ここで哲矢がメイや花と出会ったことはまさに奇跡と言える。
「それで、選ばれた少年調査官は調査報告書っていうレポートみたいなものを最後に提出することになっているんだ。程度は分からないけど、その報告書が少年の審判に影響を与えることになるんだと思う」
「じゃあ、そこに将人君の無実を訴えて書けば……」
「ああ。不処分となって将人が釈放されることも十分にあり得るはず」
「そうだったんですね!」
花は表情を一変させ、手を叩いて喜びを表す。
将人を釈放させる具体的な道筋が分かって嬉しかったのだろう。
哲矢も自分で口にしながらその可能性を噛み締めていた。
けれど――。
その一方で疑問に感じている自分も存在した。
そんな簡単な話なのだろうか、と哲矢は改めて考える。
警察も検察も、将人は有罪であると考えている。
本人ですらそれを認めてしまっているのだ。
こちらがいくら将人は冤罪で捕まったのだと主張しても、証拠を示さない限り裁判官は取り合ってくれないはずである。
やはり、何よりも証拠が必要なのだ。
(犯人が別に存在するっていう証拠……)
それを見つけることが最も確実な方法である。
だが、それも真犯人がいるという前提の話ではあるのだが……。
ひと通り話し終えると、哲矢は周りを気にしながら花に釘を刺した。
「分かっていると思うけど、ここまで話した内容は他の誰にも話さないでほしいんだ。もちろん親とか兄妹にも」
「はい。分かってます」
一瞬、美羽子の怒った顔が哲矢の脳裏に浮かんだ。
洋助の失望する表情も頭に過る。
花に話した内容は他者に話してはならないという決まりになっている。
それを破り一線を踏み越えてしまった今、哲矢は板挟みの罪悪感に苛まれていた。
救いを求めるように哲矢は並んで歩くメイを覗き見る。
彼女は近くの自販機で購入したモナカのアイスを頬張りながら、この間ずっと黙ったままであった。
(なんだよ。急に黙りやがって……)
気を遣って口を挟まないようにしてくれているのかもしれなかったが、こんな時こそメイの憎まれ口が聞きたい哲矢であった。
そうこうして歩いているうちに三人は桜ヶ丘プラザ駅前のデッキへと到着した。
改札を抜けてちょうどやって来た電車に乗る。
一駅先の瓜生駅までは所要時間2、3分とのこと。
桜ヶ丘ニュータウンは全部で六つの区画に分かれている。
瓜生駅周辺のエリアは第六区画と呼ばれ、桜ヶ丘ニュータウンの中でも新興の区画だ。
比較的新しく建てられたマンションや家などが点在している。
「実は私が暮らすマンションがあるのもこの辺りなんです」
瓜生駅に降り立つと花はそう口にした。
「へぇ、そうだったのか。じゃ毎朝この駅を使ってるんだな」
「はい。ここから電車でプラザ駅まで出てバスで学園へ向かってます」
それが分かると、この初めて降り立つ駅もどことなく親近感を覚えるから不思議であった。
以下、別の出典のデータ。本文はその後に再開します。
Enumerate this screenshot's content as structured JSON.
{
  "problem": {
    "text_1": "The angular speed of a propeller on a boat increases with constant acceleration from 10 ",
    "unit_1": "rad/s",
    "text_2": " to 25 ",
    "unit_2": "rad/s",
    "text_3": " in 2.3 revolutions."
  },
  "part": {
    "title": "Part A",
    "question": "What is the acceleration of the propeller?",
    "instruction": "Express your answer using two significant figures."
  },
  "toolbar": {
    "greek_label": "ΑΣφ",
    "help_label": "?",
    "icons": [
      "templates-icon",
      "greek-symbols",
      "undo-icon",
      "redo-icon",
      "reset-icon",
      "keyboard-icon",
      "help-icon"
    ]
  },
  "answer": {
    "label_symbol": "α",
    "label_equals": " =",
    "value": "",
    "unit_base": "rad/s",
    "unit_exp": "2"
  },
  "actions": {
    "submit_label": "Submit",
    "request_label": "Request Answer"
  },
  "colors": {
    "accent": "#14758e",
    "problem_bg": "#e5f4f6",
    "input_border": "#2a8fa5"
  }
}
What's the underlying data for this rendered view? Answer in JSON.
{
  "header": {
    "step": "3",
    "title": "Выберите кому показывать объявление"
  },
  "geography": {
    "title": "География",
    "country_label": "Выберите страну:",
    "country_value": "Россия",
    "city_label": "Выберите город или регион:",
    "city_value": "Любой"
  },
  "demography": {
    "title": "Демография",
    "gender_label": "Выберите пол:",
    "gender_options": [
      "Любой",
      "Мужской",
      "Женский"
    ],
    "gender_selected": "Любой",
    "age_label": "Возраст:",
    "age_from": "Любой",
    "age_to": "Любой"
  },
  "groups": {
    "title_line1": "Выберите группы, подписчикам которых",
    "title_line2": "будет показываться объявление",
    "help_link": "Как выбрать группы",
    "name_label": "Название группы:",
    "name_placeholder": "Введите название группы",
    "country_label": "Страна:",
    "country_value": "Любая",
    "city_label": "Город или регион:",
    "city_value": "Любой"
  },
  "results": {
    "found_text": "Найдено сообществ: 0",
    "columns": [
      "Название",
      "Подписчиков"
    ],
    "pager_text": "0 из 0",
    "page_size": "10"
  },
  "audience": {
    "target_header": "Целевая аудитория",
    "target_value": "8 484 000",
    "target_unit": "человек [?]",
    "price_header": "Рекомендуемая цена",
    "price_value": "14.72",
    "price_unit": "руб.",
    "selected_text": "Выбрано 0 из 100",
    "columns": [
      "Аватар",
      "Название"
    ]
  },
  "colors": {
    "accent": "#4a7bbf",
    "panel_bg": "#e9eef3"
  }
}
瓜生駅は二つの鉄道会社の相互乗換駅としての役割があるようで、桜ヶ丘プラザ駅ほど駅前の規模は大きくなかったが、それでも地方出身の哲矢にとってはとても大きな駅として目に映った。
駅の南口には地元民のためのこじんまりとしたショッピングモールがあり、入口のファーストフード店は多くの人たちで賑わっていた。
「ここからその階段をちょっと上がって進むと、公民館とか図書館とかが併設された複合文化施設があるんです。そこに入ってる喫茶店がお気に入りでよく行くんですよ」
そう口にする花の表情はどこか誇らしげだ。
桜ヶ丘プラザ駅にいた時よりも生き生きとして見える。
地方からこのニュータウンへ一人で引っ越してきたということだったが、すでに地域と馴染んでいるように哲矢には見えた。
「ここもいいところね。ごちゃごちゃしてないし、ほどほど緑もあるし。穏やかに暮らせそう」
久しぶりに口を開いたかと思えばメイがそんなことを言う。
彼女もまたこのニュータウンの環境に徐々に馴染んできているのかもしれない。
「そうなんです。高島さんも滞在期間が終わったら、ぜひ一度ここで生活してみてください。本当に住みやすいところですから」
花は半分冗談のつもりでそう言ったのだろうが、意外にもメイはその提案を暫しの間真剣に考える素振りを見せた後、やがて静かにこう返答した。
「それも悪くないかもね」
どうしてだろうか。
その言葉にまだ知らないメイの一面が隠されているように哲矢には感じられるのだった。